Janet put up a graceful white hand. “Don’t ask me anything else. Nobody would listen to me before she went, and I won’t talk about it now. She’ll find out soon enough.”

And with that she departed to the piano room, leaving Adrian standing in the kitchen to wonder what grandmothers can be arrested for, and if that should make any difference to Maisie’s safety.

CHAPTER FIVE

Maisie found herself anxiously peering through the window as the bus pulled in to the stop outside York train station. York’s medieval walls stood cold and grey under the dim sky. Her eyes passed over them only briefly. She was looking instead for . . .

“Cathy!” She hadn’t meant to say it out loud, but when she saw Cathy Ellis standing there, long red hair tucked under a crocheted hat, skinny body wrapped tightly in a grey duffel coat, she couldn’t control her excitement. She was the first person off the bus.

“Maisie!” Cathy exclaimed, grabbing her in a bear hug which somehow didn’t seem inappropriate even though they had never been close. The most social thing they had ever done together was go out for coffee after choir rehearsals in a group of eight. Maisie had always found Cathy and her sister too blunt, too smugly comfortable with themselves, and way too fond of Adrian. But now, all was forgiven.

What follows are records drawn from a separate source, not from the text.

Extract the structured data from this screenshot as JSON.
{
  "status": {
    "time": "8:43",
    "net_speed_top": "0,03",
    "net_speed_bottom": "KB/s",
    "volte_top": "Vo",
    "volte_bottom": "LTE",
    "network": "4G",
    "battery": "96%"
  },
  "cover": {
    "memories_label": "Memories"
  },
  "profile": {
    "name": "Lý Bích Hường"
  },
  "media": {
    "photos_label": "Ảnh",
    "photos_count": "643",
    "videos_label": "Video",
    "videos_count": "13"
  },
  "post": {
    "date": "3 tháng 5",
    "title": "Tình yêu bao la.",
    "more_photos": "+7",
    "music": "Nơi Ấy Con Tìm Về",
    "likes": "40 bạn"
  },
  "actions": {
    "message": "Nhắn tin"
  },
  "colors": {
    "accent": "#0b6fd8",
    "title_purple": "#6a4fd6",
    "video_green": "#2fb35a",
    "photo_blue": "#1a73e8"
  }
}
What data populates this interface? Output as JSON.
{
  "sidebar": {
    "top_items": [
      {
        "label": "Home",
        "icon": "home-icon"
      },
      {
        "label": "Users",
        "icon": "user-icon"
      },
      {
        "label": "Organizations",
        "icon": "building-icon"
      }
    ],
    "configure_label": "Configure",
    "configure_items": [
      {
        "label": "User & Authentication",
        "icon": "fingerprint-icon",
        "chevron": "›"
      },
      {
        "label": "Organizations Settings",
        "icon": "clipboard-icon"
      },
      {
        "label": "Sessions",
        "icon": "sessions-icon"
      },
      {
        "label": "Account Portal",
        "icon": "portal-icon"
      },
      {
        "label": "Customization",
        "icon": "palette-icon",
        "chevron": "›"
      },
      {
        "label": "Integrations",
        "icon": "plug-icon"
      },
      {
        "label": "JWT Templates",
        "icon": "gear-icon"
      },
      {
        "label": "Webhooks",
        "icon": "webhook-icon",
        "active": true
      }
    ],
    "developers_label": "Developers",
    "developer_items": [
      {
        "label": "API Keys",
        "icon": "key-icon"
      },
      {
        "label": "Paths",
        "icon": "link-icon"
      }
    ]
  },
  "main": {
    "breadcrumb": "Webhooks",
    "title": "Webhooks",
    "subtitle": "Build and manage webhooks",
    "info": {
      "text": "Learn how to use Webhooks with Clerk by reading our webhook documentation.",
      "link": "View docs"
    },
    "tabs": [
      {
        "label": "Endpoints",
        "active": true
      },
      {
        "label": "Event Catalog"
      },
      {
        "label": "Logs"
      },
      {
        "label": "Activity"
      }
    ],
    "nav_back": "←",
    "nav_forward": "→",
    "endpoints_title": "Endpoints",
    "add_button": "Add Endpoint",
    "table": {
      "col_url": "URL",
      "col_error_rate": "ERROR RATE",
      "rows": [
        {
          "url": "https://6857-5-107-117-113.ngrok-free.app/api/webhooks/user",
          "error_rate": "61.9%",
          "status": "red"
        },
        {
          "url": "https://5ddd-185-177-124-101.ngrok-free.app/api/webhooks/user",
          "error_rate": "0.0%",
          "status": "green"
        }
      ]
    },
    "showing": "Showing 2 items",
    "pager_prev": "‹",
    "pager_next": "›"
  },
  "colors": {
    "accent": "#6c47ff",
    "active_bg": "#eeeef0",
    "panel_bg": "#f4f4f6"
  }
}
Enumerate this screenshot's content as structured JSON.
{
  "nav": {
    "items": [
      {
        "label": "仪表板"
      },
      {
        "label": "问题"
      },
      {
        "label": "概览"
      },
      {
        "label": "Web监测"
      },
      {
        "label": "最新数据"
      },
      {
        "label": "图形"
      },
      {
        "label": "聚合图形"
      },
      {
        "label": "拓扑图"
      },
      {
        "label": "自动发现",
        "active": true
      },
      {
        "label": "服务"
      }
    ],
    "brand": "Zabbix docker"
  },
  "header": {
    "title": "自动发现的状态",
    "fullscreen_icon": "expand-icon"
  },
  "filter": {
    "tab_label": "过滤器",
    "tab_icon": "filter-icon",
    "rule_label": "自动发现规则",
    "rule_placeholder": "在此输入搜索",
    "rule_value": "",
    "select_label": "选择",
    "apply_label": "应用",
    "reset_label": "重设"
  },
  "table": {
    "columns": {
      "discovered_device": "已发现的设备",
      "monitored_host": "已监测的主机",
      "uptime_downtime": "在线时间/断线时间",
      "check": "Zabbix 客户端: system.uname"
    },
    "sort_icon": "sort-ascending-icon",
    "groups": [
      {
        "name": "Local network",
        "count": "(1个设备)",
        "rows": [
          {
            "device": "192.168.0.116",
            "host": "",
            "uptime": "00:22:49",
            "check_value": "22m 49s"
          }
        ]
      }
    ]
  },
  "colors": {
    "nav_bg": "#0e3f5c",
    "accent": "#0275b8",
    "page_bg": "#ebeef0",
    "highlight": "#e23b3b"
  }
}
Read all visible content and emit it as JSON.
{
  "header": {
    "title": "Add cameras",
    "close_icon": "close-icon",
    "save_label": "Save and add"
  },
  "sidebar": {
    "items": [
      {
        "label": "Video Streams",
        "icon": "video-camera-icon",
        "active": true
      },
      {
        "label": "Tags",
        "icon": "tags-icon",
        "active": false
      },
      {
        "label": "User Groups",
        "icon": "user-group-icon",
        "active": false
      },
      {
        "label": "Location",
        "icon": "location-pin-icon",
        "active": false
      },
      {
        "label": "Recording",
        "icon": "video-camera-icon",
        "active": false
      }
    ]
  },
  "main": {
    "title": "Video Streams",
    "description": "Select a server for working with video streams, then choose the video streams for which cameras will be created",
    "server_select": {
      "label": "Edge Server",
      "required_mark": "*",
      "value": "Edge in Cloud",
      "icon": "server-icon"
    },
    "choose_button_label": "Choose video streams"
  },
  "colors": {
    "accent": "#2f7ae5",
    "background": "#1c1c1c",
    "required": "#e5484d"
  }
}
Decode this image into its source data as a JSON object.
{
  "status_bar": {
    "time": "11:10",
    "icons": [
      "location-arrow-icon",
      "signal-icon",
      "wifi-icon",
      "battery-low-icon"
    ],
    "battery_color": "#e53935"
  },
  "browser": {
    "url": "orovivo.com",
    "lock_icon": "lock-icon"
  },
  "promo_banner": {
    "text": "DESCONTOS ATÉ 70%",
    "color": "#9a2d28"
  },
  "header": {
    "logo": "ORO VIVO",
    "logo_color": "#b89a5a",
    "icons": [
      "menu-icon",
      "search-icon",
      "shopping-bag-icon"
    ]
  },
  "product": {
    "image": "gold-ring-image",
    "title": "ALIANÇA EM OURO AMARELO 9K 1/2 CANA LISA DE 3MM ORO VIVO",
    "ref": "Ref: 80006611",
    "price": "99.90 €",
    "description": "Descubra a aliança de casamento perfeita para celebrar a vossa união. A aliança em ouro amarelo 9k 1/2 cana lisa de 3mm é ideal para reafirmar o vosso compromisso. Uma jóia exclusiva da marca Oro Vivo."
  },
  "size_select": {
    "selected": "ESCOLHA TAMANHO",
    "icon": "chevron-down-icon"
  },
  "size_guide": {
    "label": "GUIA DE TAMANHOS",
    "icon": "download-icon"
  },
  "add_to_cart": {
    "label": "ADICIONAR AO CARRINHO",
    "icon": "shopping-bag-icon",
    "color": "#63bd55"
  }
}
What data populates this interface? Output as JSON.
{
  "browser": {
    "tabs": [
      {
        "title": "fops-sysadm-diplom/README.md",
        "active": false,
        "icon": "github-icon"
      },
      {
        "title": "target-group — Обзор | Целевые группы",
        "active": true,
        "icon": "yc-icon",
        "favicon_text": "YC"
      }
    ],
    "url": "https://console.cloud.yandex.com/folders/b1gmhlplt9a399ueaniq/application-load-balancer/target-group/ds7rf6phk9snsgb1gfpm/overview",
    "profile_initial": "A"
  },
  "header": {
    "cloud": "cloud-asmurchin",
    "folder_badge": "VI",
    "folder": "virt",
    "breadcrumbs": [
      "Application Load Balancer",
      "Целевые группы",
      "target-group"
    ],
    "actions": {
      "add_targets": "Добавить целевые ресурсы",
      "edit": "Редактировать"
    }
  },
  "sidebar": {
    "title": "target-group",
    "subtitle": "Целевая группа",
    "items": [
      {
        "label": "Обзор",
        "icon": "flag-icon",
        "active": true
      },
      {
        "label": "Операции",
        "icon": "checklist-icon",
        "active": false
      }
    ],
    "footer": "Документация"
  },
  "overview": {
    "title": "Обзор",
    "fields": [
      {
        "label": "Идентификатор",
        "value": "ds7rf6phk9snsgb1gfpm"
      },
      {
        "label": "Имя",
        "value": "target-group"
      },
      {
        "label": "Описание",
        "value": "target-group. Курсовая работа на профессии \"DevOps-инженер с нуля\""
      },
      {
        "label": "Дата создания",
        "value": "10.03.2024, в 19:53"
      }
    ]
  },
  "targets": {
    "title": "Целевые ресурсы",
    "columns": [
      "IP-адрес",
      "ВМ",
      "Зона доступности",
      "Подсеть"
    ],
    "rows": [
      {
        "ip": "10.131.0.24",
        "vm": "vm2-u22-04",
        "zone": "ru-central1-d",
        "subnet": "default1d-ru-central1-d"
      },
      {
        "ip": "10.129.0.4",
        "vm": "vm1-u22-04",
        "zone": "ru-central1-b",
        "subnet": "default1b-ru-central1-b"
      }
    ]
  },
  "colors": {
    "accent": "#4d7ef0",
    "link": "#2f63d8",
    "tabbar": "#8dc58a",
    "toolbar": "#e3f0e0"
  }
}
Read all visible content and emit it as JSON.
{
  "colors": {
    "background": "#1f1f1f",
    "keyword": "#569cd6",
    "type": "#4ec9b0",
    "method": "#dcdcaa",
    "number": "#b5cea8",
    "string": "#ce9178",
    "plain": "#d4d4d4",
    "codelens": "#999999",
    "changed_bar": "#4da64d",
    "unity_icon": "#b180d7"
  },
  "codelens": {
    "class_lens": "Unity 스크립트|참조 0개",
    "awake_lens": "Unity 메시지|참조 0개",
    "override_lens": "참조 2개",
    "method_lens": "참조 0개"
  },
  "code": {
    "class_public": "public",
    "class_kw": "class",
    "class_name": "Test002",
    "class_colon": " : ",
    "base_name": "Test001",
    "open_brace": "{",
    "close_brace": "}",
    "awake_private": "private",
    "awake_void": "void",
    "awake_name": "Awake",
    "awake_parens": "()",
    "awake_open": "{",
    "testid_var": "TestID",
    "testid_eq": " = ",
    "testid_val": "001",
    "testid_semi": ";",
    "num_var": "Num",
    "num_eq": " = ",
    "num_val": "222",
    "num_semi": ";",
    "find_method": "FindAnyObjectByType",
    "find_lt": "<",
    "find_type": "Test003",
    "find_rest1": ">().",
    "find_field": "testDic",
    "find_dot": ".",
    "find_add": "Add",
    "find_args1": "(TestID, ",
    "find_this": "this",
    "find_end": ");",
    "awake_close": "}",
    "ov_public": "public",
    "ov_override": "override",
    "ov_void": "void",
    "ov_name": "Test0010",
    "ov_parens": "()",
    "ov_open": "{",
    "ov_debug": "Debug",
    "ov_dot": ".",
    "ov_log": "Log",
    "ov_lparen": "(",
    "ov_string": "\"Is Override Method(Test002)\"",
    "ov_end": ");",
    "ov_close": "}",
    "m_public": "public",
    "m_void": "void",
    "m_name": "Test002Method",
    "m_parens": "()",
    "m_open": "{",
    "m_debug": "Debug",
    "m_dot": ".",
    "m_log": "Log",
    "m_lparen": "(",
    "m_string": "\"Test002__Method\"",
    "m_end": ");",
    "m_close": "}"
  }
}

“What have you done to your beautiful hair?”

Cathy exclaimed.

“It bugged me so I got it cut.”

“Oh no. We all used to be so jealous of your hair.”

“It’s not that short.” Maisie self-consciously pulled at a curl.

“It barely comes to your shoulders. What did Adrian think?”

“He didn’t say anything.”

Cathy had taken her bag and grabbed her elbow, and was leading her away from the bus stop.

“I’m so glad to see you,” Cathy said. “I’ve been terribly lonely.”

“Don’t you have friends at your uni?”

She shook her head. “Not really. I’m doing

research, not coursework. The only subject I have is Old English and the students are all quite tight with each other because they’re doing a lot of classes together.”

“What are you researching?” They were crossing the road now, past a statue and under a huge tree which was probably fantastically green in summer, but now was bare.

“I’m still narrowing it down. Probably something about early medieval women’s domestic roles.”

“Sounds interesting.” Maisie didn’t mean it.

“It is.”

“I can carry my own bag if you like,” Maisie offered, feeling guilty.

“It’s fine. Let me spoil you. You’re the only Australian accent I’ve heard in nearly three months. How was the weather back home when you left?”

“Not too bad. Starting to get hot.”

“You know, I used to hate the heat when I lived there, but now I’d give anything for just a few days in the sunshine.”

Maisie shook her head. “I will not miss the Brisbane summer. I swear I will not.”